The most-read hemophilia articles of the year highlighted new drug developments for hemophilia, the impact of carrier status, and opportunities for better patient education.
The top 5 most-read articles on hemophilia in 2022 explored a case study involving hemophilia A development after allogenic hematopoietic stem cell transplantation (allo-HSCT), the use of nonsteroidal anti-inflammatory drugs (NSAIDs), and more.
Here are the most read hemophilia articles of 2022.
5. Case Study Chronicles Onset and Treatment of Acquired Hemophilia A Following HSCT for ALL
Although rare, developing hemophilia A following transplantation of allo-HSCT is possible, and provides specific challenges for clinicians who need to treat AHA and preserve the transplantation graft. This article covers a case study of a 41-year-old man who developed acquired hemophilia A after allo-HSCT for acute lymphoblastic leukemia (ALL). Emicizumab and other treatments were used to help manage bleeding, retain graft function, and make sure there is no extra toxicity.
4. NSAIDs May Be Safe for Use in Hemophilia, but More Research Is Needed
Providers usually avoid treating patients with hemophilia with NSAIDs because of fears related to adverse bleeding or cardiovascular outcomes, even though most studies do not show this risk. Current research on NSAIDs show no statistically significant risks of bleeding or cardiovascular events, but there are limitations, and higher-quality studies as well as longer-follow up are needed.

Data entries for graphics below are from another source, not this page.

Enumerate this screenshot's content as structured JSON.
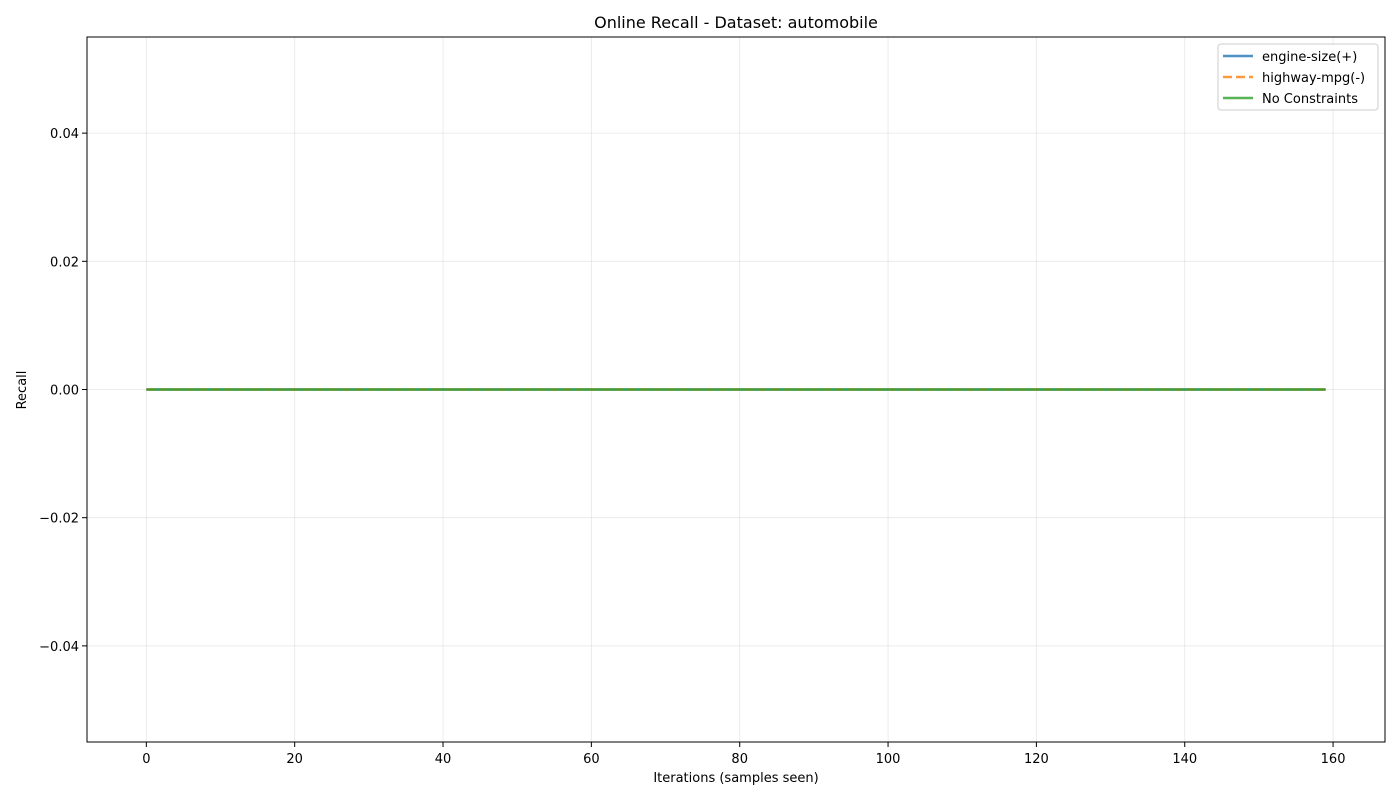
{
  "chart_data": {
    "type": "line",
    "title": "Online Recall - Dataset: automobile",
    "xlabel": "Iterations (samples seen)",
    "ylabel": "Recall",
    "xlim": [
      -8,
      167
    ],
    "ylim": [
      -0.055,
      0.055
    ],
    "x_ticks": [
      0,
      20,
      40,
      60,
      80,
      100,
      120,
      140,
      160
    ],
    "x_tick_labels": [
      "0",
      "20",
      "40",
      "60",
      "80",
      "100",
      "120",
      "140",
      "160"
    ],
    "y_ticks": [
      0.04,
      0.02,
      0.0,
      -0.02,
      -0.04
    ],
    "y_tick_labels": [
      "0.04",
      "0.02",
      "0.00",
      "−0.02",
      "−0.04"
    ],
    "grid": true,
    "legend_position": "top-right",
    "series": [
      {
        "name": "engine-size(+)",
        "color": "#1f77b4",
        "dash": "solid",
        "x": [
          0,
          159
        ],
        "y": [
          0,
          0
        ]
      },
      {
        "name": "highway-mpg(-)",
        "color": "#ff7f0e",
        "dash": "dashed",
        "x": [
          0,
          159
        ],
        "y": [
          0,
          0
        ]
      },
      {
        "name": "No Constraints",
        "color": "#2ca02c",
        "dash": "solid",
        "x": [
          0,
          159
        ],
        "y": [
          0,
          0
        ]
      }
    ]
  }
}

3. Review Highlights Potential of Emicizumab Prophylaxis in Acquired Hemophilia A
Treatment for hemophilia A using immunosuppressive therapy can come with difficulties like life-threatening infection and a mortality rate of 28 to 33%. Due to these outcomes, improvements in immunotherapy and hemostatic therapy are necessary. The emergence of emicizumab, a hemostatic agent, could possibly decrease the requirement for immunosuppression, but further study is necessary.
2. Diagnosing and Managing Hemophilia Carriers in Thailand Stressed in New Study
Hemophilia primarily affects men whereas women are carriers because inheriting the illness is linked to an X chromosome. In Thailand, women who are hemophilia carriers face feelings such as guilt, self-blame, and stigmatization. Support is needed for women who might be carriers of hemophilia, the authors noted, as the study findings showed the importance of diagnosing carrier status for hemophilia in women and girls in Thailand.
1. Systematic Approaches to Patient Educational Needs May Benefit Those With Bleeding Disorders
Although bleeding disorders like hemophilia and von Willebrand disease are rare, the education of patients with blood disorders is necessary for effective self-management. A recent study revealed that increased systematic methods are needed to evaluate needs in patient education. Nurses are frequently the professionals that these patients interact with and therefore provide an opportunity for better systematic approaches for patients with blood disorders. Further research is needed on educational interventions.